MessagePosté: Dim 03 Jan, 2010 15:45
de Taliesin
Bonjour à tous

selon von Wartburg, les implantations germaniques, plus importantes dans le nord que dans le sud, où les Wisigoths n'ont fait que passer, ont quand même eu un effet linguistique majeur : la coupure oïl/oc au niveau de la Loire.

Pour la spécificité bretonne, on peut avancer un argument géographique, toujours d'actualité d'ailleurs : l'éloignement par rapport aux centres de pouvoir et une situation aux marges des espaces mérovingiens puis carolingiens, un peu comme les Vascons.
Autre élément, à la fois géographique et culturel : la facilité de traverser la Manche, par rapport aux voies terrestres menant au coeur du monde franc, et donc un lien fort et continu tout au long du haut moyen âge avec le monde celtique insulaire, qu'il soit gallois, cornique ou irlandais.
La partition de la péninsule armoricaine : Ouest bretonne bretonnante et Est gallo-franque semble acquise dès le 6ème siècle et cette situation perdure jusqu'au 9ème siècle avec l'expansion bretonne vers l'Est, une ouverture encore plus grande au monde franc et un déplacement des centres du pouvoir breton vers l'Est.
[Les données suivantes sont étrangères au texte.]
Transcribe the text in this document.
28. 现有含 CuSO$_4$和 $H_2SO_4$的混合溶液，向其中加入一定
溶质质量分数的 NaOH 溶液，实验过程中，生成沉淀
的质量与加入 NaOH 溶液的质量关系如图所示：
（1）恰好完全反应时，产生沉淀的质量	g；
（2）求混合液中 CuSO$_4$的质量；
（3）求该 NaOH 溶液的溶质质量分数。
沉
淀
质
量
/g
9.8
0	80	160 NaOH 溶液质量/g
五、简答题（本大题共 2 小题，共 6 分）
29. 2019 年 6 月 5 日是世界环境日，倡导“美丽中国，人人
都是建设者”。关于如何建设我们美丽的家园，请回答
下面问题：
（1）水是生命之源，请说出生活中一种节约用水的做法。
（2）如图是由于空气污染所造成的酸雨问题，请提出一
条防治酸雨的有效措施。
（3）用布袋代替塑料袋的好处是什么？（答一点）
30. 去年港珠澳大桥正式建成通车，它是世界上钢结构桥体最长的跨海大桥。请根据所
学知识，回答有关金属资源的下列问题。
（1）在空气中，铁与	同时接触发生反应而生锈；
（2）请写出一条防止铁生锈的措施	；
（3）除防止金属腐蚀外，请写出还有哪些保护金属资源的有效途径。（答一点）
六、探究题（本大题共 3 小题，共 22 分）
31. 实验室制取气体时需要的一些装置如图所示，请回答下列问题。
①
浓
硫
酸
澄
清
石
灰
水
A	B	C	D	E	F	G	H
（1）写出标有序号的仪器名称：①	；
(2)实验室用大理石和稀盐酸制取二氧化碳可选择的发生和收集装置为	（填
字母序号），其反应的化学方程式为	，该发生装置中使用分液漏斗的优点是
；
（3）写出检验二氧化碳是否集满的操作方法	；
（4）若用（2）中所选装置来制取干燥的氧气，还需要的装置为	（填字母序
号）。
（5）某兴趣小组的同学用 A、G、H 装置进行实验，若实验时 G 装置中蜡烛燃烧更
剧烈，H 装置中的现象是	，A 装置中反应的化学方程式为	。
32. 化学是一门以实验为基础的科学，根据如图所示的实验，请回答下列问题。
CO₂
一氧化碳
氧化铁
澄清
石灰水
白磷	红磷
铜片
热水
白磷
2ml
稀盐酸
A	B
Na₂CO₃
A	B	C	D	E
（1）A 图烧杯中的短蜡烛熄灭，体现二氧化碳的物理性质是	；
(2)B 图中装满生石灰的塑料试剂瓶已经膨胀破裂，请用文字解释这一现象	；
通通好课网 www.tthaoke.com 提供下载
Cette partition semble aussi avoir une origine politique. Léon Fleuriot a émis l'hypothèse d'un traité entre Clovis et les Bretons, accordant à ces derniers les cités des Osismes et des Vénètes, qu'ils contrôlaient déjà, et y ajoutant celle des Coriosolites. C'est probablement à partir de ce moment qu'on passe d'une émigration bretonne essentiellement militaire à une émigration de peuplement civil. Comme l'émigration militaire s'était faite sous l'égide du pouvoir romain, l'émigration civile semble se faire sous l'égide du pouvoir franc, qui entretient sans doute aussi des relations avec la Bretagne insulaire. L'alliance perdure jusqu'à la mort de Childebert en 558. Il s'ensuit une période troublée où les Bretons prennent part aux luttes intestines franques (Chramme, Clotaire) et s'entredéchirent (Budic/Maclou). Il semble qu'il y ait alors deux partis en présence en Bretagne : celui de Budic, fidèle à l'alliance franque, qui a nommé son fils Theodoric, ce qui, selon Joëlle Quaghebeur, suggère "sinon une alliance matrimoniale, au moins une alliance de fidélité avec les Mérovingiens, pouvant être justifiée par les relations nécessairement entretenues avec le pouvoir franc, dans un contexte d’installation bretonne dans les Gaules. Mais concéder ce nomen était compris comme un honneur fait au chef breton, ce dont ce dernier avait certainement conscience." Et celui de Maclou, puis de son fils Waroc, chefs du Vannetais naissant, qui brisent l'alliance et mènent des raids vers l'Est, profitant des luttes de pouvoir entre les petit-fils de Clovis. La révolte vannetaise, conjuguée aux défaites des Bretons insulaires face aux Saxons, conduisent peut-être les Francs à un retournement d'alliance : après la mort de Clotaire en 561, son fils Charibert marie sa fille Berta à Aethelbert, héritier du royaume du Kent, qui sera le premier roi saxon à se faire baptiser.